Longlistlesen:Dana Grigorcea – Die nicht Sterben

Longlistlesen:Dana Grigorcea – Die nicht Sterben

Gibt es literarische Fantasy? Kann ein Vampirroman eine Parabel für die Gesellschaft sein und zugleich Spaß machen? Dana Grigorcea hat diesen Versuch gewagt und mit “Die nicht sterben” eine Geschichte über das heutige Transsilvanien und die Nachwehen des Kommunismus geschrieben. Einen Roman über Untote vielerlei Art. Vor allem über die Reste eines blutsaugenden Systems, über Nutznießer eines totalitären Staates schreibt sie, aber auch über den alten, staubigen und etwas morbiden Glanz der vergessenen Zeit davor.

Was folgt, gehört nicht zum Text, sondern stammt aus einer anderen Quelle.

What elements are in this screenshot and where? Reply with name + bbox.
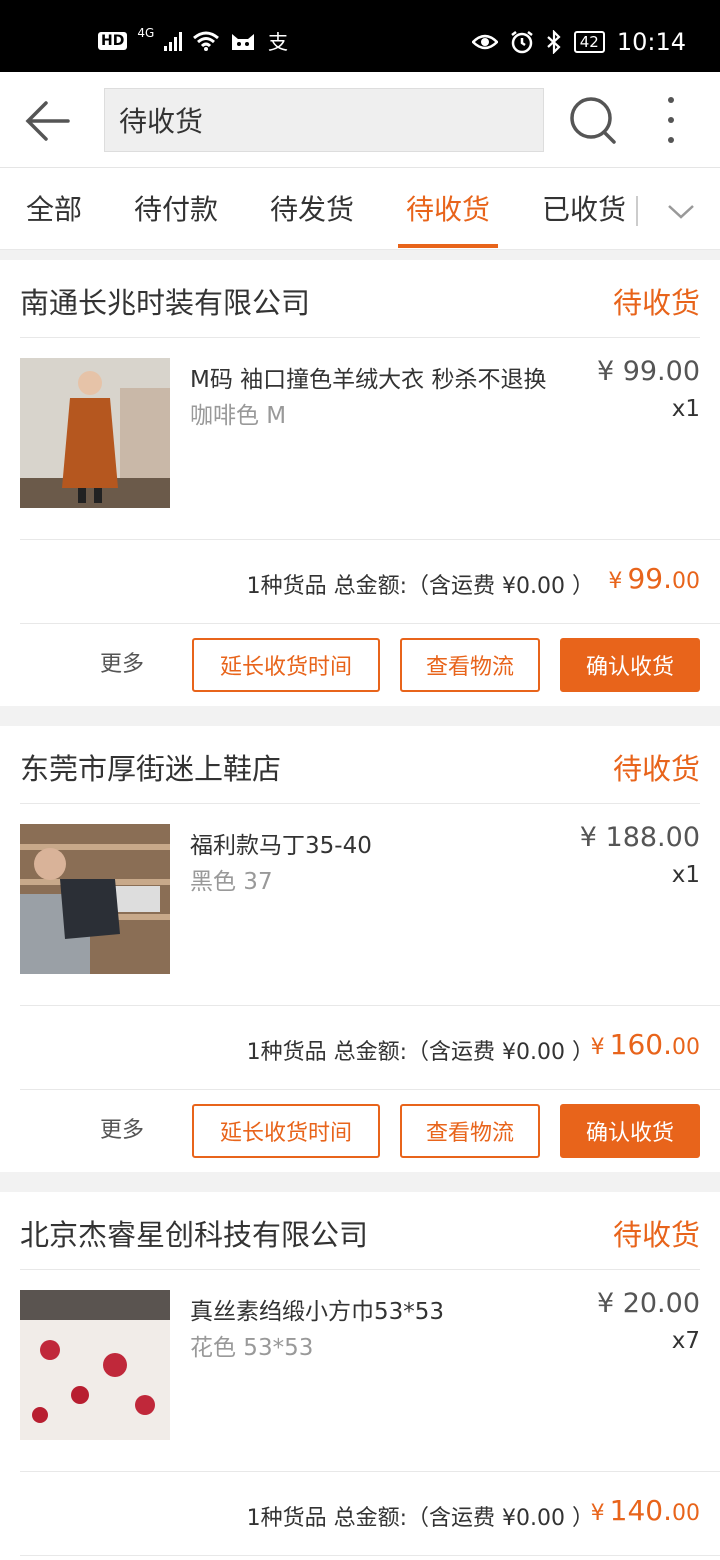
view-logistics-button[interactable]: 查看物流 (400, 638, 540, 692)
shop-row[interactable]: 东莞市厚街迷上鞋店 待收货 (20, 726, 700, 804)
product-spec: 花色 53*53 (190, 1335, 314, 1361)
status-bar: HD 4G 支 42 10:14 (0, 0, 720, 72)
total-integer: 160. (609, 1028, 672, 1061)
product-spec: 黑色 37 (190, 869, 273, 895)
order-total: ¥ 140.00 (591, 1494, 700, 1527)
cat-app-icon (232, 34, 255, 50)
order-status: 待收货 (612, 286, 700, 320)
view-logistics-button[interactable]: 查看物流 (400, 1104, 540, 1158)
svg-text:支: 支 (268, 30, 288, 52)
order-item[interactable]: 福利款马丁35-40 黑色 37 ¥ 188.00 x1 (20, 804, 720, 1006)
order-actions: 更多 延长收货时间 查看物流 确认收货 (0, 1090, 720, 1172)
total-integer: 99. (627, 562, 672, 595)
search-input[interactable]: 待收货 (104, 88, 544, 152)
more-button[interactable]: 更多 (100, 646, 144, 678)
product-quantity: x7 (671, 1328, 700, 1354)
tab-divider (636, 196, 638, 226)
product-thumbnail[interactable] (20, 358, 170, 508)
shop-name: 北京杰睿星创科技有限公司 (20, 1218, 369, 1252)
more-vertical-icon[interactable] (656, 94, 686, 146)
chevron-down-icon[interactable] (664, 194, 698, 228)
order-summary: 1种货品 总金额:（含运费 ¥0.00 ） (246, 574, 594, 599)
order-item[interactable]: 真丝素绉缎小方巾53*53 花色 53*53 ¥ 20.00 x7 (20, 1270, 720, 1472)
total-currency: ¥ (608, 569, 623, 594)
total-currency: ¥ (590, 1035, 605, 1060)
total-decimal: 00 (672, 1035, 700, 1060)
tab-pending-receipt[interactable]: 待收货 (406, 188, 490, 250)
order-item[interactable]: M码 袖口撞色羊绒大衣 秒杀不退换 咖啡色 M ¥ 99.00 x1 (20, 338, 720, 540)
product-title: M码 袖口撞色羊绒大衣 秒杀不退换 (190, 367, 547, 393)
total-decimal: 00 (672, 1501, 700, 1526)
order-total: ¥ 160.00 (591, 1028, 700, 1061)
order-card: 南通长兆时装有限公司 待收货 M码 袖口撞色羊绒大衣 秒杀不退换 咖啡色 M ¥… (0, 260, 720, 706)
total-integer: 140. (609, 1494, 672, 1527)
status-right: 42 10:14 (471, 28, 686, 56)
confirm-receipt-button[interactable]: 确认收货 (560, 1104, 700, 1158)
more-button[interactable]: 更多 (100, 1112, 144, 1144)
alarm-icon (510, 31, 533, 54)
order-status: 待收货 (612, 752, 700, 786)
order-actions: 更多 延长收货时间 查看物流 确认收货 (0, 624, 720, 706)
product-spec: 咖啡色 M (190, 403, 287, 429)
alipay-icon: 支 (268, 30, 288, 52)
order-total-row: 1种货品 总金额:（含运费 ¥0.00 ） ¥ 160.00 (20, 1006, 720, 1090)
shop-name: 南通长兆时装有限公司 (20, 286, 311, 320)
tab-received[interactable]: 已收货 (542, 188, 626, 250)
search-input-value: 待收货 (119, 105, 204, 138)
product-title: 福利款马丁35-40 (190, 833, 372, 859)
shop-row[interactable]: 南通长兆时装有限公司 待收货 (20, 260, 700, 338)
total-decimal: 00 (672, 569, 700, 594)
active-tab-indicator (398, 244, 498, 248)
order-card: 东莞市厚街迷上鞋店 待收货 福利款马丁35-40 黑色 37 ¥ 188.00 … (0, 726, 720, 1172)
confirm-receipt-button[interactable]: 确认收货 (560, 638, 700, 692)
search-icon[interactable] (566, 94, 618, 146)
tab-all[interactable]: 全部 (26, 188, 82, 250)
top-bar: 待收货 (0, 72, 720, 168)
signal-icon (164, 31, 183, 51)
order-card: 北京杰睿星创科技有限公司 待收货 真丝素绉缎小方巾53*53 花色 53*53 … (0, 1192, 720, 1560)
extend-receipt-button[interactable]: 延长收货时间 (192, 638, 380, 692)
order-status: 待收货 (612, 1218, 700, 1252)
order-total: ¥ 99.00 (608, 562, 700, 595)
bluetooth-icon (546, 30, 561, 54)
tab-pending-shipment[interactable]: 待发货 (270, 188, 354, 250)
back-arrow-icon[interactable] (22, 94, 76, 148)
eye-icon (471, 34, 498, 50)
shop-name: 东莞市厚街迷上鞋店 (20, 752, 282, 786)
order-summary: 1种货品 总金额:（含运费 ¥0.00 ） (246, 1040, 594, 1065)
total-currency: ¥ (590, 1501, 605, 1526)
product-price: ¥ 20.00 (596, 1288, 700, 1319)
product-quantity: x1 (671, 396, 700, 422)
order-status-tabs: 全部 待付款 待发货 待收货 已收货 (0, 168, 720, 250)
battery-icon: 42 (573, 31, 605, 53)
order-total-row: 1种货品 总金额:（含运费 ¥0.00 ） ¥ 99.00 (20, 540, 720, 624)
product-thumbnail[interactable] (20, 1290, 170, 1440)
product-price: ¥ 188.00 (579, 822, 700, 853)
wifi-icon (193, 31, 220, 51)
tab-pending-payment[interactable]: 待付款 (134, 188, 218, 250)
extend-receipt-button[interactable]: 延长收货时间 (192, 1104, 380, 1158)
order-summary: 1种货品 总金额:（含运费 ¥0.00 ） (246, 1506, 594, 1531)
status-left: HD 4G 支 (98, 26, 290, 52)
clock: 10:14 (616, 28, 686, 56)
product-price: ¥ 99.00 (596, 356, 700, 387)
hd-icon: HD (98, 32, 128, 50)
shop-row[interactable]: 北京杰睿星创科技有限公司 待收货 (20, 1192, 700, 1270)
product-quantity: x1 (671, 862, 700, 888)
network-label: 4G (137, 26, 155, 40)
product-title: 真丝素绉缎小方巾53*53 (190, 1299, 445, 1325)
order-total-row: 1种货品 总金额:（含运费 ¥0.00 ） ¥ 140.00 (20, 1472, 720, 1556)
product-thumbnail[interactable] (20, 824, 170, 974)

An dieses Davor hat die Protagonistin, eine junge Künstlerin aus Paris, keine eigenen Erinnerungen, doch ihre Großmutter in der bukolischen Heimat erzählt noch Geschichten aus der Zeit, als das glamouröse Familienanwesen stets vor edlen Feiern und verrückten Gästen nur so summte. Heute spürt man davon nicht mehr viel – denn es gab diese Zeit dazwischen, die graue Zeit, in der die Großmutter das Haus nur als Gast in den Ferien betreten durfte. Doch das kleine Dorf wird lebendig, als sich ein rätselhafter Mord ereignet. Eine blutleere, gepfählte Leiche wird gefunden und der Grabstein einer ganz besonderen Person: Fürst Vlad.
Zwar wird nach dem Mörder gesucht, doch zugleich beginnt sich die Tourismusindustrie im Dorf zu regen. Endlich kann das vom Postkommunismus und Korruption gebeutelte Dorf auch vom großen Dracula-Hype profitieren. Und dann beginnt die junge Künstlerin zu träumen – wilde, blutrünstige Träume, zu real um nur ein Hirngespinst zu sein.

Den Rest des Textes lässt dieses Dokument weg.